The guiding circular concept
The residence hall was created by the practice Lundgaard & Tranberg and in its main concept it is arranged as a circular building in 7 storeys containing all the facilities of the residence hall and encircling one big, planted courtyard in the centre.
The cylindrical main shape is transected by 5 vertical lines that visually and functionally divide the building into sections and appear to be continuous, open passages providing access from the outside to the central courtyard.
In the inner courtyard of the residence hall, you see the main common areas, the kitchens and the common rooms, that contrary to nature seem to be hanging freely in the air. With a depth of up to 8 meters, these boxes are an impressive feat of engineering requiring gathering inspiration from e.g. building bridges in the open sea.
Besides the characteristic circular shape, one of the most conspicuous elements in the architectural layout of Tietgenkollegiet is the choice of materials. On the outside, the front of the residence hall is clad with the cobber-based alloy tombak and oak. The indoor areas are characterised by the smooth, unpainted concrete walls clad with birch ply and floors of magnesite.
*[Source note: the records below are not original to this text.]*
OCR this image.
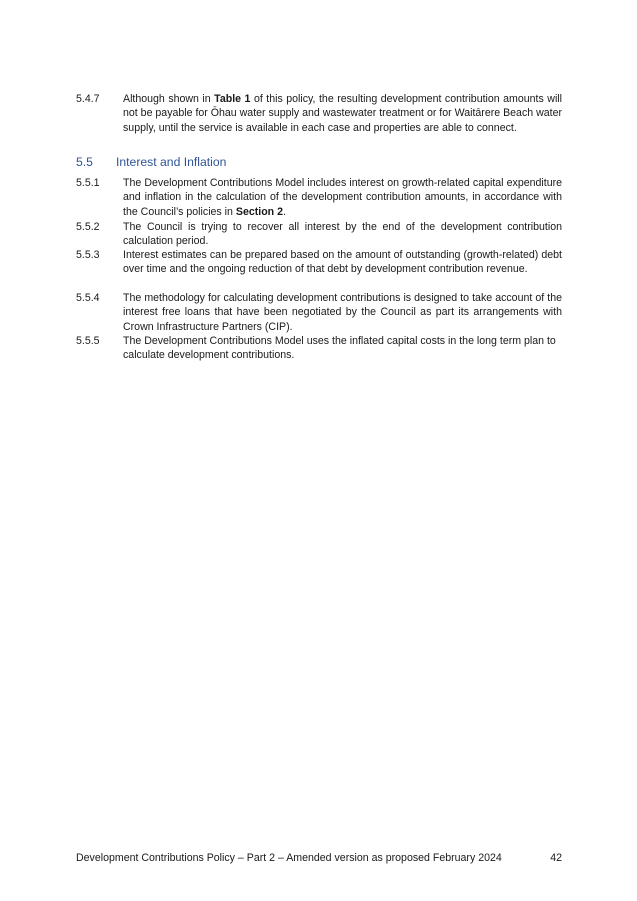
5.4.7	Although shown in Table 1 of this policy, the resulting development contribution amounts will not be payable for Ōhau water supply and wastewater treatment or for Waitārere Beach water supply, until the service is available in each case and properties are able to connect.
5.5	Interest and Inflation
5.5.1	The Development Contributions Model includes interest on growth-related capital expenditure and inflation in the calculation of the development contribution amounts, in accordance with the Council’s policies in Section 2.
5.5.2	The Council is trying to recover all interest by the end of the development contribution calculation period.
5.5.3	Interest estimates can be prepared based on the amount of outstanding (growth-related) debt over time and the ongoing reduction of that debt by development contribution revenue.
5.5.4	The methodology for calculating development contributions is designed to take account of the interest free loans that have been negotiated by the Council as part its arrangements with Crown Infrastructure Partners (CIP).
5.5.5	The Development Contributions Model uses the inflated capital costs in the long term plan to calculate development contributions.
Development Contributions Policy – Part 2 – Amended version as proposed February 2024	42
Arrangement and decoration
The raw, natural materials are both complemented and contrasted with the decoration of the residence hall created by the artists Mathilde Aggebo and Julie Henriksen. In the residence corridors, there are plywood-clad walls decorated with printed patterns contributing to all the corridors having their own unique characteristic. The colourful laundry of the residence hall is also unique, and the colours are repeated e.g. among the chairs, mailboxes, and curtains.
The intentions of the architects
The architects from Lundgaard & Tranberg describe themselves that their intentions were:
- to create a building that is harmoniously integrated in the current and coming building and landscape structure and at the same time with a clear independent identity;
- that the building provides a clear, cohesive shape as a symbol of the principal community idea of the residence hall;
- to ensure optimum transparency and accessibility everywhere in the residence hall;
- to achieve uniform, equal conditions for all residences and residence groups in the overall unity (a “democratic” residence hall building);
- to manifest the residence hall vis-à-vis the surroundings with an easily recognisable, significant architectural expression;
- to emphasise significant lines of vision from the residence hall towards the surrounding cityscape as well as ensuring spacious passages across the landscape between the two channels;
- to achieve a building shape that is simple and rational in a constructive/constructional point of view but at the same time flexible regarding spatial and expressive variation.